Net neutrality advocates rally in front of the Federal Communications Commission (FCC)  December 13, 2017. REUTERS/Yuri Gripas

Speeds vary according to geographical locations. New Jersey, for instance, had the highest mean download speed at 121 megabits per second, while Rhode Island had the fastest upload speed at 63 mbps during the second and third quarters of 2018. Maine had the slowest mean upload speeds at 50 mps of any state.

California, which passed its own net neutrality rules in 2018, ranked 17th in downloads and 24th in uploads. (RELATED: California On The Verge Of Getting Its Own Set Of Strict Net Neutrality Rules)

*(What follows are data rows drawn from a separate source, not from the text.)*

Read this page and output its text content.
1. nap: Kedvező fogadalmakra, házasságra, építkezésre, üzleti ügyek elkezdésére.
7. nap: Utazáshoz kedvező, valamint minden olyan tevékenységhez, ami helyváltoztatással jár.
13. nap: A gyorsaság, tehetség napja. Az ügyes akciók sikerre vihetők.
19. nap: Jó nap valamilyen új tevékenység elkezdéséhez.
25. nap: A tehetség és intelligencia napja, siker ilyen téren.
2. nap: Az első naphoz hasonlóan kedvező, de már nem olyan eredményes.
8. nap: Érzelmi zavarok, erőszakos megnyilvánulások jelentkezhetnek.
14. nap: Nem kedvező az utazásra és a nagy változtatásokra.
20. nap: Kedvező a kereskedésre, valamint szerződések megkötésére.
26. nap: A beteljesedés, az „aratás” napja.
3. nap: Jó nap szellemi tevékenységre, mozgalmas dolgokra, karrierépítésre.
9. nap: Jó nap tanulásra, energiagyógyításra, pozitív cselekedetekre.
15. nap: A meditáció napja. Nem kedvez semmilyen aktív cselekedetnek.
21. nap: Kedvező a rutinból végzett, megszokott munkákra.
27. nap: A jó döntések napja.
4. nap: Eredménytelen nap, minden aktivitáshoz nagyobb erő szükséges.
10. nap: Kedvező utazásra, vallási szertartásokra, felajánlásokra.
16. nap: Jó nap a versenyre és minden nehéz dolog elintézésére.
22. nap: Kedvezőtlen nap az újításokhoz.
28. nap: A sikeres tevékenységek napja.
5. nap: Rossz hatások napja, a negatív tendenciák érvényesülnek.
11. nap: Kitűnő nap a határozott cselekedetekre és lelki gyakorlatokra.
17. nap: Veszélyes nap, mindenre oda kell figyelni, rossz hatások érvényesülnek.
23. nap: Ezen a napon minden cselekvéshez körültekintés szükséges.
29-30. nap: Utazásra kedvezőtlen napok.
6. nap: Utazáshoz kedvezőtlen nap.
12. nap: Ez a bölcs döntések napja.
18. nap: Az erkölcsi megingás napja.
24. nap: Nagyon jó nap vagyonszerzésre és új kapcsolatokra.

5G Mobile Networks Are Expanding At Incredible Rates

Fifth generation mobile phones are expected to improve internet speed and connections for smartphones and other devices. So-called 5G uses higher frequency waves than the current 4G LTE systems, which allow network towers to send and receive more data faster. Fifth generation is expected to be about 100 times faster than 4G, according to some reports.

“If we left it to the Title II proponents, we would have one network for which the FCC would set the price and speed, and one whose cost taxpayers would have to bear,” said Layton, a visiting scholar at American Enterprise Institute. Fifth generation’s expansion comes as the U.S. competes with the likes of Chinese companies Huawei and ZTE, both of which are building such networks at neck-snapping rates.

Huawei and ZTE’s heft in the field threatens to overturn the U.S. dominance in telecommunications. China outspent the U.S. on 5G buildup by $24 billion and has built 350,000 new wireless towers since 2015, according to a report Deloitte Consulting published in 2018. The U.S. has built just 30,000 in the same time.

Tech Researchers Say Dinging Net Neutrality Increased Investment

“Title II and similar public utility regulation, however, has a well-documented history of impeding investment, stifling innovation and increasing prices. We should not want the internet to suffer the same fate as our potholed roads, decaying electric grid and overburdened airports,” former FCC Chairman Michael Powell said in a March 19 USA Today editorial. He is now the president and CEO of NCTA, a trade association representing the internet and television association.

Powell was referring to investments he said are needed to keep the U.S. on pace with China in the race to buildup 5G. Network investment declined for two straight years when the Obama-era FCC initiated net neutrality in 2015, the first time that had happened outside of a recession in the broadband era, according to a 2018 report from the FCC.

Net neutrality advocates rally in front of the Federal Communications Commission (FCC) December 13, 2017. REUTERS/Yuri Gripas

The report pointed at VTel, a small Internet service provider based in Vermont, as one recent success story to come from repeal.

VTel “committed $4 million to purchase equipment and services from Ericsson to upgrade its LTE core to enable voice roaming and Wi-Fi calling to all our Vermont rural subscribers and to simultaneously begin rolling out faster mobile broadband that will start our transition to 5G,” the company wrote to Congress in May 2018, citing Pai’s policy prescriptions as a reason for VTel’s success.

“The Internet hasn’t come crashing down,”Joe Kane, a tech researcher at free market group R-Street, told TheDCNF. But things could go south, he added, referring to Democratic lawmakers who are searching for ways to nullify Pai’s move to rollback net neutrality. “That’s basically the worst of all worlds because it saddles us with the morass of Title II without even ending the ping-pong and settling the question once and for all by enshrining the rules in law.”

House Speaker Nancy Pelosi introduced the “Save The Internet Act of 2019” was formally introduced in March at a press conference on Capitol Hill.

A bill to reinstate Net Neutrality passed the Senate 52-47 in May, but the Republican-controlled House refused to move on the bill. Democrats regained control of the House in November 2018, while Republicans have increased their majority in the Senate, but the legislation is still unlikely to be able to achieve veto-proof majorities even if it passes both houses.